É sábado de manhã, e procuro o jornal. Ao lado, uma senhora desenha, calmamente, com perfeição, algumas letras alinhadas, numa folha de papel com linhas. Na aparentemente imensa folha A4 falta apenas um pequeno espaço, para o qual procurava a palavra certa. Tinha acabado de encontrá-la. Estava feliz. «Adoro escrever, só tenho pena que a saúde não me deixe escrever mais». E de forma injusta, cruel até, penso «que bom seria se fosse a saúde a impedir-me de escrever mais».
Impede-me de escrever mais o não querer falar do que não sei. O não emitir opiniões infundadas. O deixar espaço e tempo para quem efectivamente «sabe do artigo». Não a saúde. Porque, quando nos aventuramos a escrever para estes espaços, é como se, metaforicamente, disparássemos uma bala. E uma bala, depois de disparada, não pode voltar para dentro da arma. E o tiro dificilmente pode ser corrigido.
É difícil, portanto, fazer isto como deve ser. Porque não basta ter um ponto de vista. Ponto de vista, todos temos, desde que olhemos para as coisas.
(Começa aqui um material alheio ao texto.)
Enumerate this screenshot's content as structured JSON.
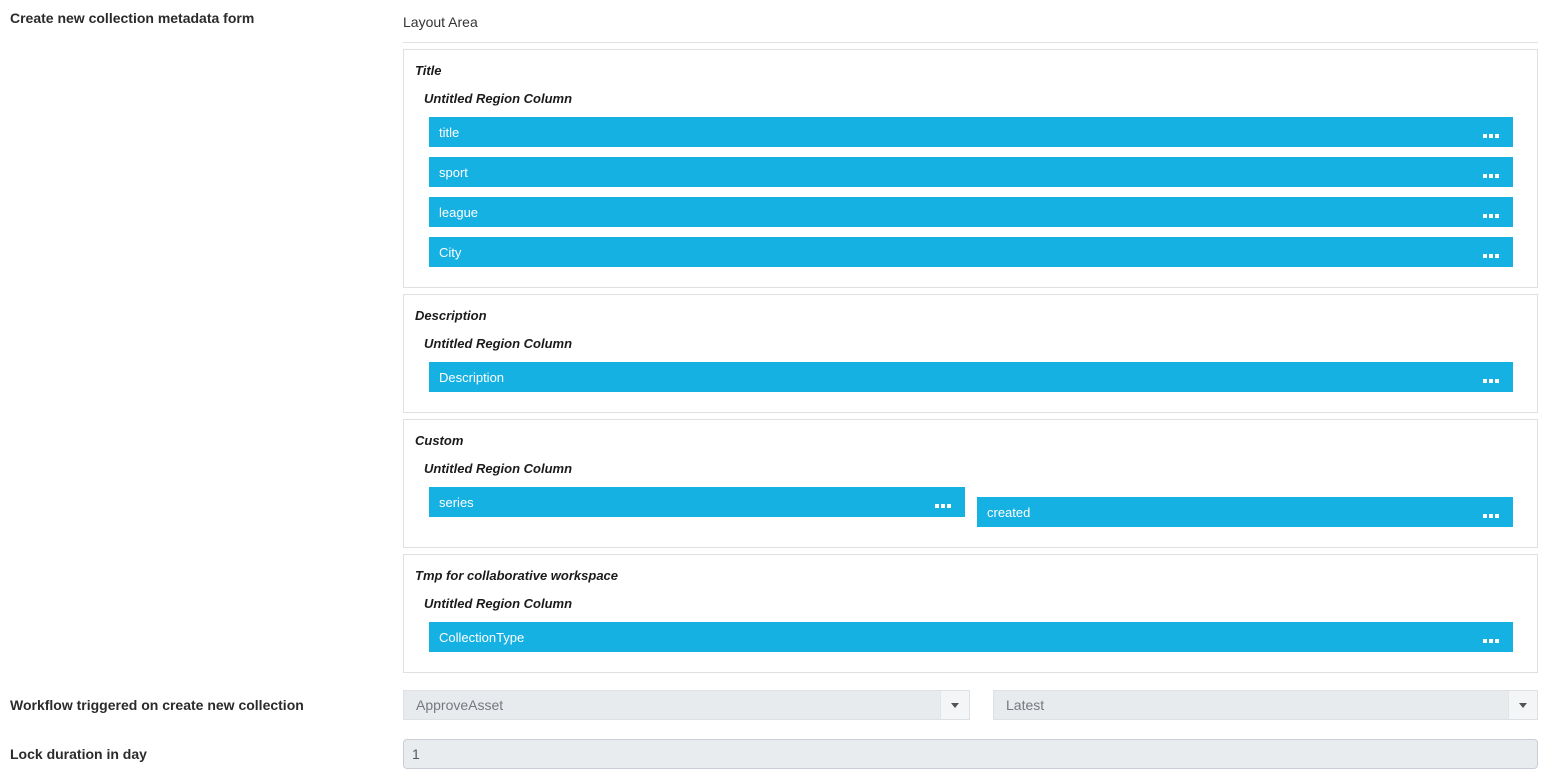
{
  "header": {
    "form_label": "Create new collection metadata form",
    "layout_area_label": "Layout Area"
  },
  "sections": [
    {
      "title": "Title",
      "region_label": "Untitled Region Column",
      "fields": [
        "title",
        "sport",
        "league",
        "City"
      ]
    },
    {
      "title": "Description",
      "region_label": "Untitled Region Column",
      "fields": [
        "Description"
      ]
    },
    {
      "title": "Custom",
      "region_label": "Untitled Region Column",
      "fields": [
        "series",
        "created"
      ]
    },
    {
      "title": "Tmp for collaborative workspace",
      "region_label": "Untitled Region Column",
      "fields": [
        "CollectionType"
      ]
    }
  ],
  "workflow": {
    "label": "Workflow triggered on create new collection",
    "workflow_dropdown_value": "ApproveAsset",
    "version_dropdown_value": "Latest"
  },
  "lock_duration": {
    "label": "Lock duration in day",
    "value": "1"
  },
  "colors": {
    "field_bar_blue": "#16b1e3",
    "control_background": "#e9ecef",
    "section_border": "#e0e0e0"
  }
}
É preciso olhar os contextos, para o passado, para o presente e para o futuro. É preciso olhar para os impactos do que dizemos. E, depois, juntar as palavras certas. Claras. Límpidas. Porque não temos grandes oportunidades de clarificar o que ficar por dizer.
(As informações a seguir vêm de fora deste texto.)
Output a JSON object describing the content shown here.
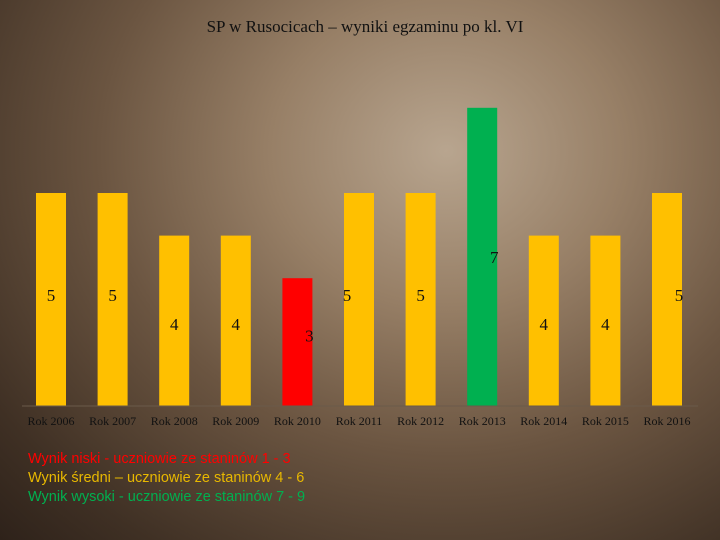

Penso rapidamente em tudo isto enquanto espero pelo jornal, esse onde poderei ler quem vê as coisas de uma perspectiva maior. Ou mais profunda. Por momentos, hesito entre aquela folha A4 manuscrita e a crónica do padre Tolentino de Mendonça na revista do Expresso. Mas não me atrevo a pedir àquela escritora compulsiva que me deixe lê-la tal como é. Penso, antes, que é fim-de-semana. Que posso, como um dos «Fernandos Pessoas», estar pensando em nada. E, por momentos, sentir que vale a pena. Vale a pena não pensar em nada. Ou, pensando, deixar tudo escrito à mão, numa folha A4 escondida, mesmo com espaços por preencher.